Dün iki taziye ziyaretinde bulunduk.
İlk ziyaretimiz herkesi acıya boğan polis memuru Ali Polat için Hanililer yas evinde emniyet müdürlüğü tarafından kurulan taziye oldu. Ali Polat’ın yürek yakan bir hikâyesi var.
Aslında beden eğitimi ve spor yüksekokulu mezunu bir antrenör ve spor gönüllüsü.
Yoksul bir ailenin evladı.
İki yıl önce eşini kaybetmiş.
Hayata sporla tutunmuş.
Sosyal proje kapsamında çalıştırıcı olarak Diyarbakırlı yoksul çocukları spora kazandırma gayretindeydi.
Çim hokeyinde bu anlamda önemli işler başardı.
Bu çocuklardan takım kurdu; Emniyetspor.
Yoksulluk sarmalında büyüyen biri olarak aynı kaderi paylaşan çocuklara spor aracılığıyla hizmet etmek amacındaydı.
***
Kader işte.
Kur’anı Kerimde ifade edildiği üzere ecel geldiği zaman bir saniye ne öne ne de arkaya alınmaz.

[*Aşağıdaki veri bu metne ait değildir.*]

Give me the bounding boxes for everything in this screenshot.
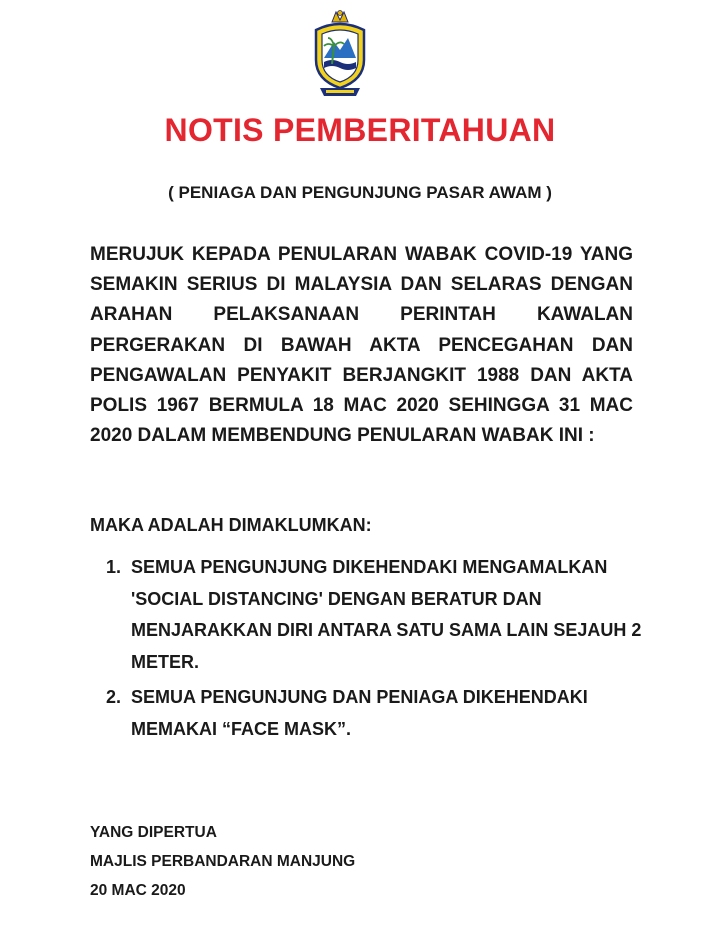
- council-crest-icon: [310, 8, 370, 100]
- list-item-number: 1.: [106, 557, 122, 577]
- signature-date: 20 MAC 2020: [90, 882, 186, 899]
- list-item-number: 2.: [106, 687, 122, 707]
- list-item-text: SEMUA PENGUNJUNG DIKEHENDAKI MENGAMALKAN 'SOCIAL DISTANCING' DENGAN BERATUR DAN MENJARAKKAN DIRI ANTARA SATU SAMA LAIN SEJAUH 2 METER.: [131, 557, 642, 672]
- notice-subtitle: ( PENIAGA DAN PENGUNJUNG PASAR AWAM ): [168, 183, 552, 202]
- notice-list: [106, 552, 646, 749]
- notice-paragraph: MERUJUK KEPADA PENULARAN WABAK COVID-19 YANG SEMAKIN SERIUS DI MALAYSIA DAN SELARAS DENGAN ARAHAN PELAKSANAAN PERINTAH KAWALAN PERGERAKAN DI BAWAH AKTA PENCEGAHAN DAN PENGAWALAN PENYAKIT BERJANGKIT 1988 DAN AKTA POLIS 1967 BERMULA 18 MAC 2020 SEHINGGA 31 MAC 2020 DALAM MEMBENDUNG PENULARAN WABAK INI :: [90, 244, 633, 447]
- list-item-text: SEMUA PENGUNJUNG DAN PENIAGA DIKEHENDAKI MEMAKAI “FACE MASK”.: [131, 687, 588, 739]
- notice-intro: MAKA ADALAH DIMAKLUMKAN:: [90, 515, 372, 535]
- notice-title: NOTIS PEMBERITAHUAN: [164, 112, 556, 148]
- signature-title: YANG DIPERTUA: [90, 824, 217, 841]
- signature-organisation: MAJLIS PERBANDARAN MANJUNG: [90, 853, 356, 870]
- list-item: [106, 682, 646, 745]
- signature-block: [90, 818, 355, 905]
- list-item: [106, 552, 646, 678]
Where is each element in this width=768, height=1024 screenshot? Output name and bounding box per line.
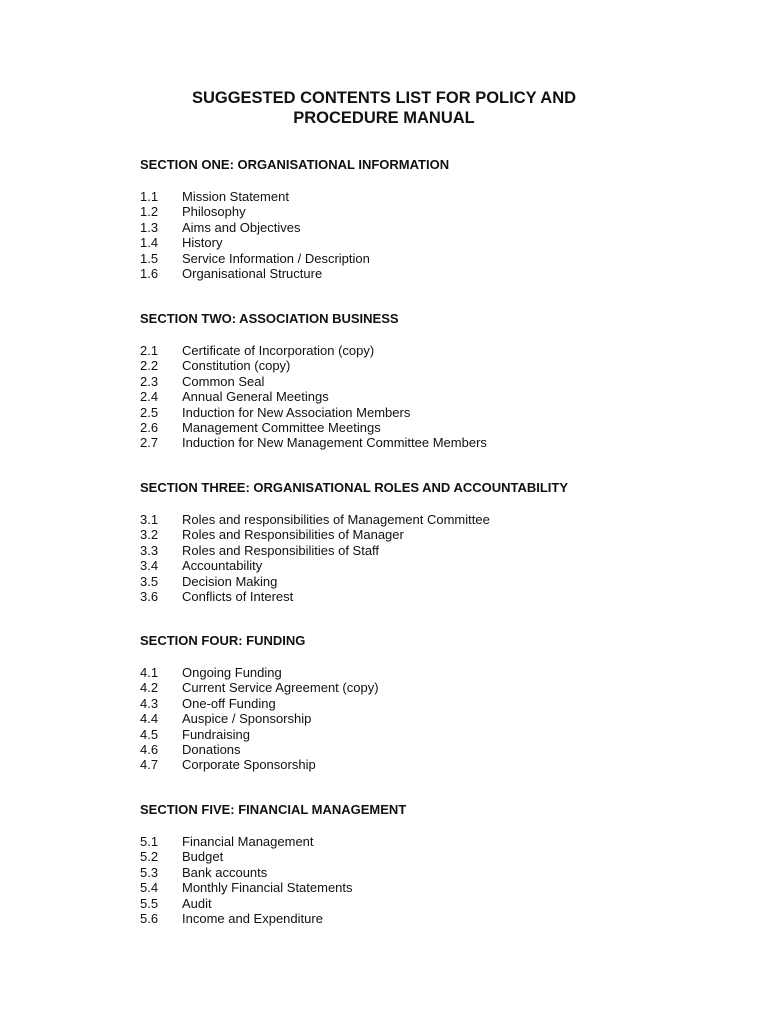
list-item (140, 374, 740, 389)
item-number: 4.3 (140, 695, 159, 711)
list-item (140, 849, 740, 864)
item-label: Financial Management (182, 834, 314, 849)
item-label: Roles and Responsibilities of Staff (182, 542, 380, 558)
section-two (140, 311, 740, 451)
section-item-list (140, 343, 740, 451)
item-number: 2.7 (140, 435, 159, 451)
section-heading: SECTION FOUR: FUNDING (140, 633, 306, 648)
item-number: 2.2 (140, 358, 159, 374)
list-item (140, 527, 740, 542)
item-label: Annual General Meetings (182, 389, 329, 405)
item-number: 2.3 (140, 373, 159, 389)
list-item (140, 204, 740, 219)
section-heading: SECTION ONE: ORGANISATIONAL INFORMATION (140, 157, 450, 172)
section-heading: SECTION THREE: ORGANISATIONAL ROLES AND ACCOUNTABILITY (140, 480, 569, 495)
section-item-list (140, 665, 740, 773)
list-item (140, 757, 740, 772)
list-item (140, 405, 740, 420)
list-item (140, 189, 740, 204)
section-item-list (140, 189, 740, 281)
item-label: Bank accounts (182, 864, 268, 880)
section-heading: SECTION TWO: ASSOCIATION BUSINESS (140, 311, 399, 326)
section-heading: SECTION FIVE: FINANCIAL MANAGEMENT (140, 802, 407, 817)
item-label: Budget (182, 849, 224, 865)
item-label: Common Seal (182, 373, 265, 389)
item-number: 1.3 (140, 219, 159, 235)
list-item (140, 911, 740, 926)
item-label: One-off Funding (182, 695, 276, 711)
item-number: 5.3 (140, 864, 159, 880)
item-number: 1.2 (140, 204, 159, 220)
list-item (140, 834, 740, 849)
item-number: 4.5 (140, 726, 159, 742)
item-number: 3.6 (140, 588, 159, 604)
item-label: Auspice / Sponsorship (182, 711, 312, 727)
item-label: Roles and responsibilities of Management Committee (182, 512, 490, 527)
section-item-list (140, 834, 740, 926)
item-label: Induction for New Management Committee Members (182, 435, 487, 451)
item-number: 5.5 (140, 895, 159, 911)
list-item (140, 896, 740, 911)
item-number: 5.1 (140, 834, 159, 849)
item-number: 1.1 (140, 189, 159, 204)
list-item (140, 266, 740, 281)
list-item (140, 727, 740, 742)
item-label: Induction for New Association Members (182, 404, 411, 420)
item-number: 1.5 (140, 250, 159, 266)
list-item (140, 389, 740, 404)
list-item (140, 574, 740, 589)
document-title (0, 88, 768, 128)
list-item (140, 711, 740, 726)
item-label: Fundraising (182, 726, 250, 742)
item-number: 2.1 (140, 343, 159, 358)
list-item (140, 665, 740, 680)
list-item (140, 220, 740, 235)
item-label: Audit (182, 895, 212, 911)
list-item (140, 880, 740, 895)
section-four (140, 633, 740, 773)
item-label: Decision Making (182, 573, 278, 589)
list-item (140, 680, 740, 695)
list-item (140, 420, 740, 435)
list-item (140, 235, 740, 250)
document-title-line-2: PROCEDURE MANUAL (293, 109, 475, 127)
item-label: Ongoing Funding (182, 665, 282, 680)
list-item (140, 343, 740, 358)
item-number: 4.1 (140, 665, 159, 680)
list-item (140, 543, 740, 558)
section-one (140, 157, 740, 281)
item-label: Certificate of Incorporation (copy) (182, 343, 375, 358)
section-five (140, 802, 740, 926)
item-number: 3.1 (140, 512, 159, 527)
item-number: 3.3 (140, 542, 159, 558)
list-item (140, 696, 740, 711)
item-label: Management Committee Meetings (182, 419, 381, 435)
item-number: 1.4 (140, 235, 159, 251)
item-label: Aims and Objectives (182, 219, 301, 235)
item-label: Conflicts of Interest (182, 588, 294, 604)
item-number: 4.2 (140, 680, 159, 696)
item-label: Mission Statement (182, 189, 289, 204)
list-item (140, 742, 740, 757)
item-label: Income and Expenditure (182, 910, 323, 926)
item-label: Accountability (182, 558, 263, 574)
item-number: 1.6 (140, 265, 159, 281)
item-label: Constitution (copy) (182, 358, 291, 374)
document-title-line-1: SUGGESTED CONTENTS LIST FOR POLICY AND (191, 89, 577, 107)
item-label: Philosophy (182, 204, 246, 220)
item-number: 3.2 (140, 527, 159, 543)
item-number: 4.6 (140, 741, 159, 757)
item-number: 2.5 (140, 404, 159, 420)
item-label: History (182, 235, 223, 251)
item-label: Current Service Agreement (copy) (182, 680, 379, 696)
item-number: 4.7 (140, 757, 159, 773)
list-item (140, 558, 740, 573)
item-number: 5.6 (140, 910, 159, 926)
item-number: 3.5 (140, 573, 159, 589)
list-item (140, 865, 740, 880)
item-label: Organisational Structure (182, 265, 323, 281)
item-number: 3.4 (140, 558, 159, 574)
section-item-list (140, 512, 740, 604)
list-item (140, 358, 740, 373)
item-label: Donations (182, 741, 241, 757)
item-label: Roles and Responsibilities of Manager (182, 527, 404, 543)
item-label: Service Information / Description (182, 250, 370, 266)
item-label: Corporate Sponsorship (182, 757, 316, 773)
item-number: 5.2 (140, 849, 159, 865)
item-number: 2.6 (140, 419, 159, 435)
item-label: Monthly Financial Statements (182, 880, 353, 896)
list-item (140, 512, 740, 527)
item-number: 5.4 (140, 880, 159, 896)
section-three (140, 480, 740, 604)
item-number: 4.4 (140, 711, 159, 727)
item-number: 2.4 (140, 389, 159, 405)
list-item (140, 589, 740, 604)
list-item (140, 435, 740, 450)
list-item (140, 251, 740, 266)
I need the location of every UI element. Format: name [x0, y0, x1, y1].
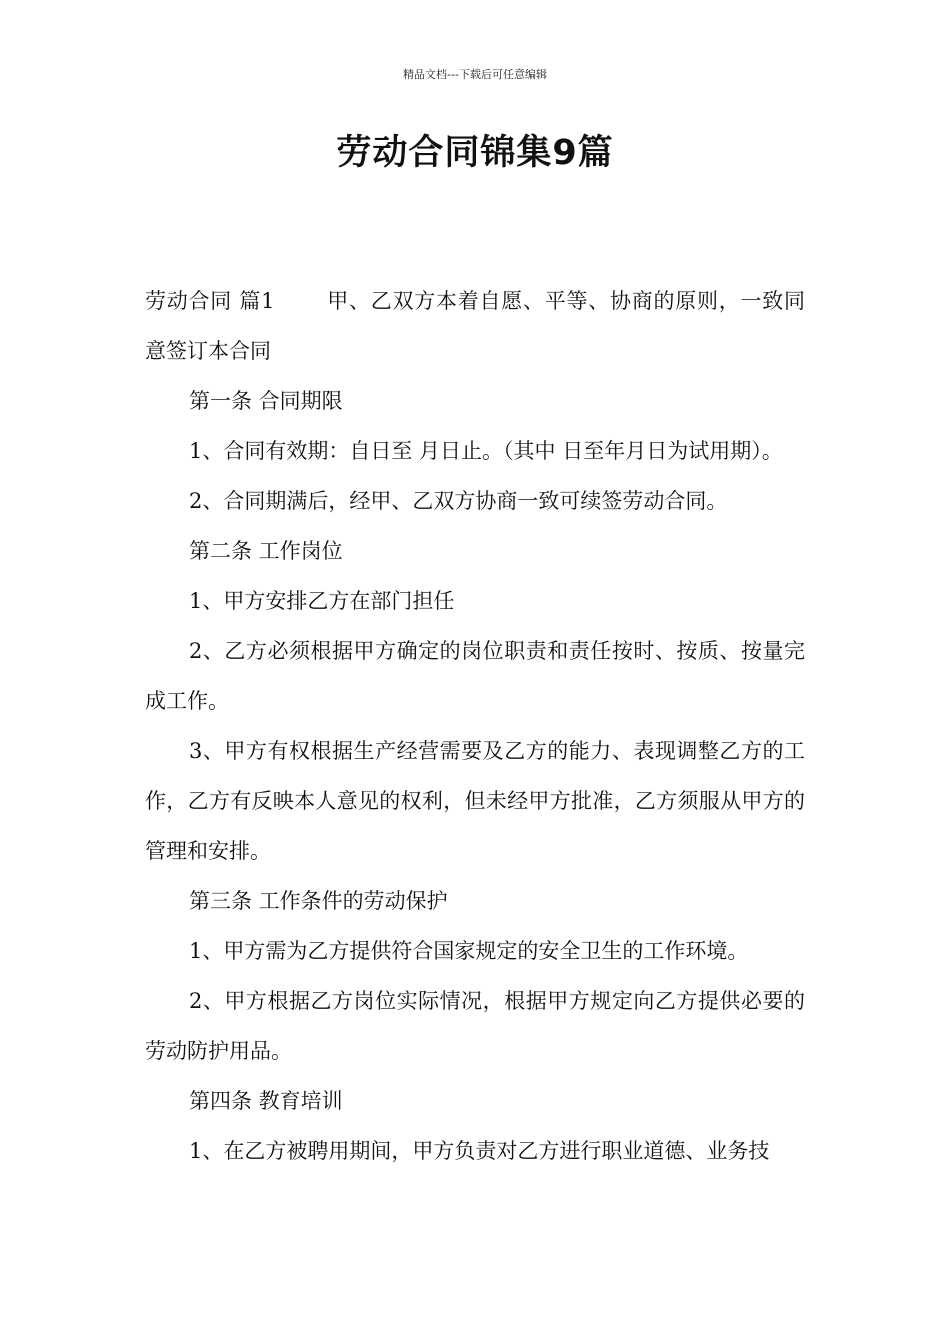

Trafik kazaları veya başka bir sebep, adı üzerinde sadece sebep.
Her ölüm acıdır ama gençlerin ölümü daha acıdır derler.
Hz. Ali der ki ‘ne mutlu o insana ki doğduğunda insanlar gülsün, öldüğünde de insanlar ağlasın’
Ali’nin arkasında da insanlar hele ki emek ve hizmet verdiği çocuklar ağladı.
Mekânı cennet olsun.
Bir diğer taziye ziyaretimiz Diyarbakır’ın saygın ailelerinden Odabaşı’na oldu.
Sevgili Süleyman Odabaşı ve kardeşleri anne acısı yaşadı.
Onların acısını da paylaştık.
Ölenlere Allah'tan rahmet..
Ailelerine, sevenlerine de sabr-ı cemil dilerim.